You notice there is poultry wire over the chain link.
This pen is in the big henyard, and is known as "Butch's Pen", because I used to put Butch in here to get fresh air.
Once the new henhouse is finished, Butch and his three lovely ladies will be moving to it, and their sojourn in the feed room will end (so I can clean it UP!).
We waste enormous amounts of feed. I just cleaned out most of the tank that the big chicks were in, and the feed in there was dirty and poop-ridden. They had pushed it out of their feeder onto the floor. In the new henhouse, the feeder will be hung from the rafters so everyone has to work for their feed. No more bowls on the floor!
The bedding of the little henhouse is feed and dust... this is partially my fault, because in winter I sometimes just throw it in and run, but also because I am feeding in fortexes instead of feeders. Like I said, that will all change. We are composting the dirty feed.
As I sat at the computer earlier, I saw the llamas run by fast.
Then I went out, and saw Tony like this down the pasture:
And Inca up on the barn pad like this:
Aztec right at her side.
Here is what they were watching:
Our neighbors had just put four cows out on the five acres just to the north of us. Just to the right of the cows is a tiny black dot... I thought this was their lab. It was, instead, I think, a calf. There was something wrong with it... it had an odd gait, and had to almost run to keep up with the cows as they moved away from the gate. The llamas watched them for a long time, and in fact, Tony is laying out on the barn pad, the highest spot, right now, watching to the north, the east and the south.
Notice how they protect Aztec:
Llamas are wonderful guardians.
Meanwhile, in the big henhouse, this was happening:
Looks innocent, doesn't she?
Birdy, named that because Helen, our turkey hen hatched chicken eggs along with her poults, and raised two survivors of a snake attack, named the Birdbrain Twins. She is the last daughter of our Buff Orpington Rambo, out of one of the Wyandottes, I'm sure. She is also an egg eater, and has taught Ruby, one of the other old hens, to eat them, too. These two are not moving to the new henhouse. She has always been a flighty bird, and you would think she never saw me before every day.
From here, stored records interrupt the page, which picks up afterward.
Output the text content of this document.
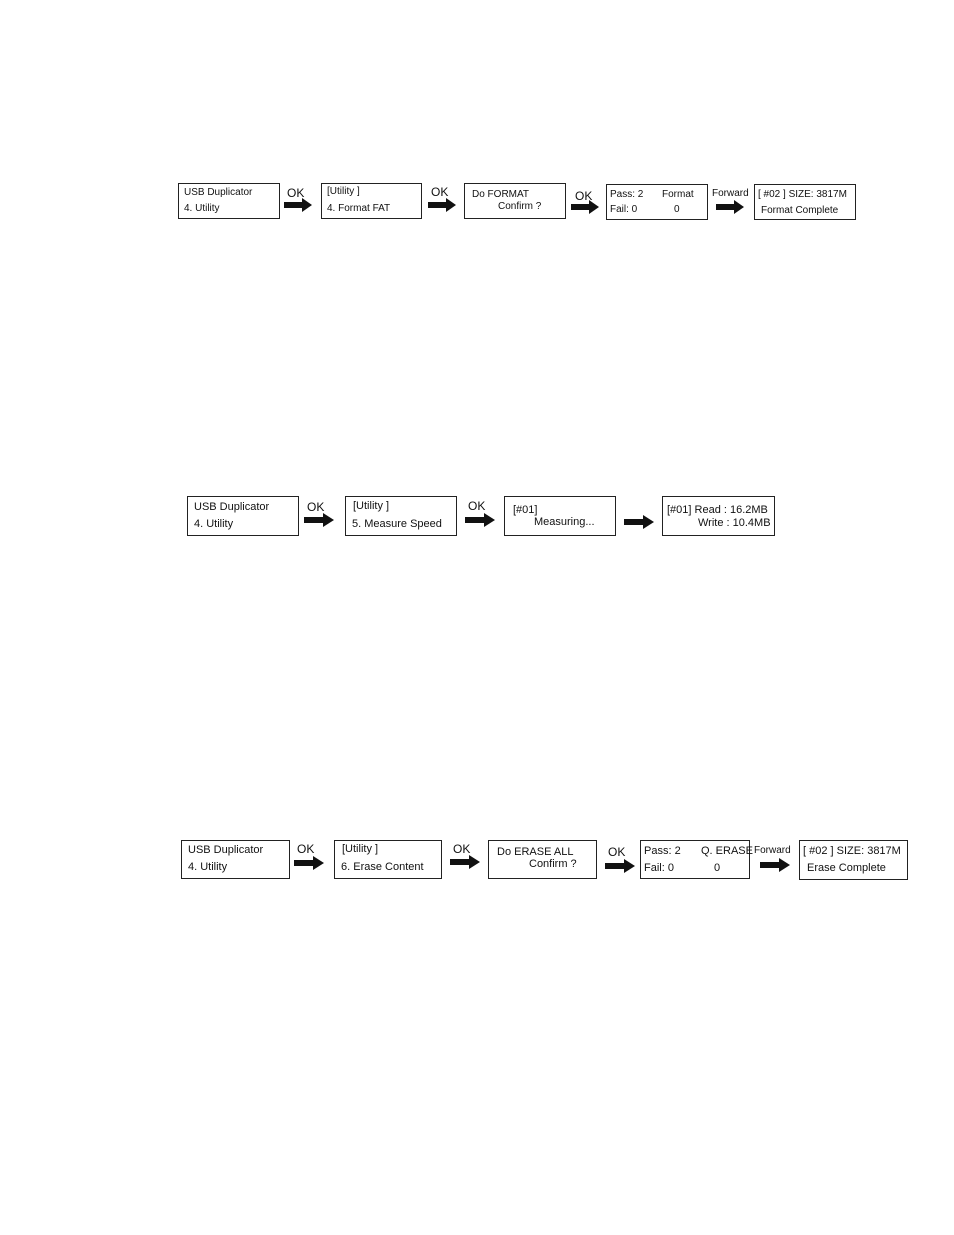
USB Duplicator
4. Utility
OK [Utility ]
4. Format FAT
OK Do FORMAT
Confirm ?
OK Pass: 2 Format
Fail: 0	0
Forward [ #02 ] SIZE: 3817M
Format Complete
USB Duplicator
4. Utility
OK	[Utility ]
5. Measure Speed
OK	[#01]
Measuring...
[#01] Read : 16.2MB
Write : 10.4MB
USB Duplicator
4. Utility
OK	[Utility ]
6. Erase Content
OK Do ERASE ALL
Confirm ?
OK Pass: 2 Q. ERASE
Fail: 0	0
Forward [ #02 ] SIZE: 3817M
Erase Complete
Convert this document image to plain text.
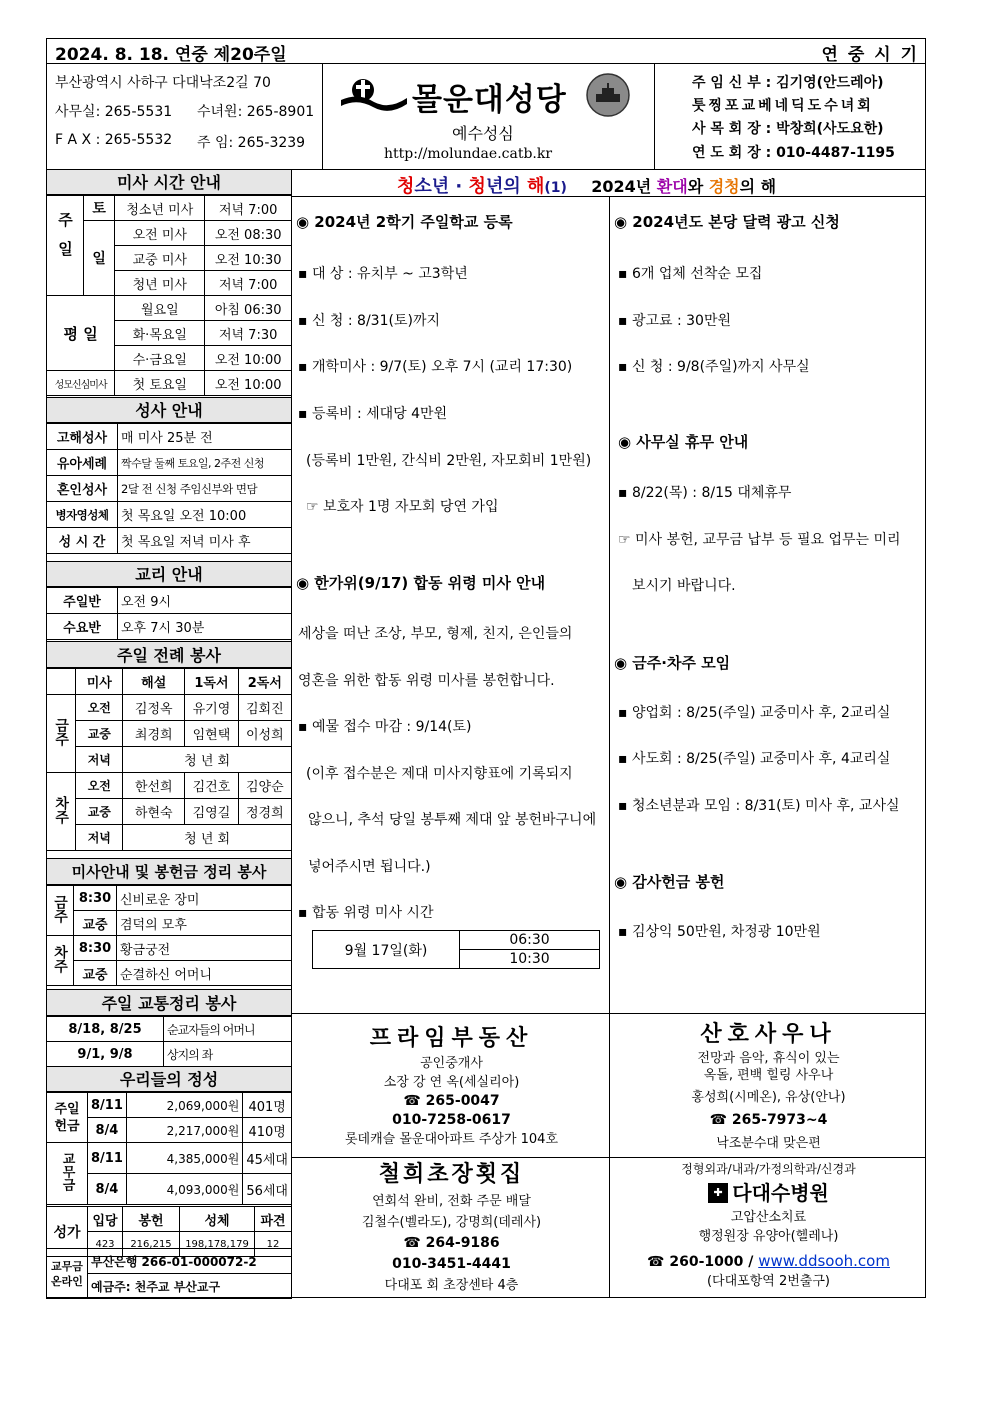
2024. 8. 18. 연중 제20주일	연 중 시 기
부산광역시 사하구 다대낙조2길 70
사무실: 265-5531 수녀원: 265-8901
F A X : 265-5532 주 임: 265-3239
몰운대성당
예수성심
http://molundae.catb.kr
주 임 신 부 : 김기영(안드레아)
툿찡포교베네딕도수녀회
사 목 회 장 : 박창희(사도요한)
연 도 회 장 : 010-4487-1195
미사 시간 안내
주일	토	청소년 미사	저녁 7:00
	일	오전 미사	오전 08:30
		교중 미사	오전 10:30
		청년 미사	저녁 7:00
평 일		월요일	아침 06:30
		화·목요일	저녁 7:30
		수·금요일	오전 10:00
성모신심미사		첫 토요일	오전 10:00
성사 안내
고해성사	매 미사 25분 전
유아세례	짝수달 둘째 토요일, 2주전 신청
혼인성사	2달 전 신청 주임신부와 면담
병자영성체	첫 목요일 오전 10:00
성 시 간	첫 목요일 저녁 미사 후
교리 안내
주일반	오전 9시
수요반	오후 7시 30분
주일 전례 봉사
	미사	해설	1독서	2독서
금주	오전	김정옥	유기영	김회진
	교중	최경희	임현택	이성희
	저녁	청 년 회		
차주	오전	한선희	김건호	김양순
	교중	하현숙	김영길	정경희
	저녁	청 년 회		
미사안내 및 봉헌금 정리 봉사
금주	8:30	신비로운 장미
	교중	겸덕의 모후
차주	8:30	황금궁전
	교중	순결하신 어머니
주일 교통정리 봉사
8/18, 8/25	순교자들의 어머니
9/1, 9/8	상지의 좌
우리들의 정성
주일헌금	8/11	2,069,000원	401명
	8/4	2,217,000원	410명
교무금	8/11	4,385,000원	45세대
	8/4	4,093,000원	56세대
성가	입당	봉헌	성체	파견
	423	216,215	198,178,179	12
교무금 온라인	부산은행 266-01-000072-2
예금주: 천주교 부산교구
청소년 · 청년의 해(1) 2024년 환대와 경청의 해
◉ 2024년 2학기 주일학교 등록
▪ 대 상 : 유치부 ~ 고3학년
▪ 신 청 : 8/31(토)까지
▪ 개학미사 : 9/7(토) 오후 7시 (교리 17:30)
▪ 등록비 : 세대당 4만원
(등록비 1만원, 간식비 2만원, 자모회비 1만원)
☞ 보호자 1명 자모회 당연 가입
◉ 한가위(9/17) 합동 위령 미사 안내
세상을 떠난 조상, 부모, 형제, 친지, 은인들의
영혼을 위한 합동 위령 미사를 봉헌합니다.
▪ 예물 접수 마감 : 9/14(토)
(이후 접수분은 제대 미사지향표에 기록되지
않으니, 추석 당일 봉투째 제대 앞 봉헌바구니에
넣어주시면 됩니다.)
▪ 합동 위령 미사 시간
9월 17일(화)	06:30
10:30
◉ 2024년도 본당 달력 광고 신청
▪ 6개 업체 선착순 모집
▪ 광고료 : 30만원
▪ 신 청 : 9/8(주일)까지 사무실
◉ 사무실 휴무 안내
▪ 8/22(목) : 8/15 대체휴무
☞ 미사 봉헌, 교무금 납부 등 필요 업무는 미리
보시기 바랍니다.
◉ 금주·차주 모임
▪ 양업회 : 8/25(주일) 교중미사 후, 2교리실
▪ 사도회 : 8/25(주일) 교중미사 후, 4교리실
▪ 청소년분과 모임 : 8/31(토) 미사 후, 교사실
◉ 감사헌금 봉헌
▪ 김상익 50만원, 차정광 10만원
프라임부동산
공인중개사
소장 강 연 옥(세실리아)
☎ 265-0047
010-7258-0617
롯데캐슬 몰운대아파트 주상가 104호
산호사우나
전망과 음악, 휴식이 있는
옥돌, 편백 힐링 사우나
홍성희(시메온), 유상(안나)
☎ 265-7973~4
낙조분수대 맞은편
철희초장횟집
연회석 완비, 전화 주문 배달
김철수(벨라도), 강명희(데레사)
☎ 264-9186
010-3451-4441
다대포 회 초장센타 4층
정형외과/내과/가정의학과/신경과
✚ 다대수병원
고압산소치료
행정원장 유양아(헬레나)
☎ 260-1000 / www.ddsooh.com
(다대포항역 2번출구)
I have seen some great videos on blogs lately... I love cows, so love to read about them. One of the blogs I follow,
Animal Instinct, had a great video of a herd of cattle being let out of their winter barn in England, onto the green pastures for the first time. The dairy farmer explained in the video that they were fed ensilage first, to keep them from overeating on the green grass. To see those matronly cows kick up their heels in delight was really something! And to see the beautiful Simmental cows featured on the Animal Instinct blog is something too!
Copy that and you will see them, too!
And on a more serious note, Sandy, our newest follower from Yellow Knife Farm, posted a video on her website last week that every one should watch once. It is graphic, but not too. It was made by a reporter, Lisa de Guia, (I found out after some research) about a custom butcher, Larry Althiser, at Larry's Custom Meats in
Hartwick, New York. This man welcomed the reporter into his shop, where he calmly explains the entire process, from the entry of the animal - a steer, a sheep, and a hog are shown - how they are put down, how they are skinned, etc., and their carcasses cut up. Yes, there is some blood in it. You also see (and it is explained) that in that shop, they do as much as they can to avoid fear in the animal. It is plain to see that the animals are curious, not scared to death, before their lives are ended decently. There are three young men working with Mr. Althiser, and they work quickly and sparely to get the carcasses hung and cleaned. The butcher himself is proud of his shop, and should be. I wish every end of life experience for the animals we raise could be as good.
Here is a link to this video, and it is worth the watching.
It is almost midafternoon on a beautiful spring day, so I am going to go outside and do the watering, to save myself time for later.
I hope everyone has a wonderful evening!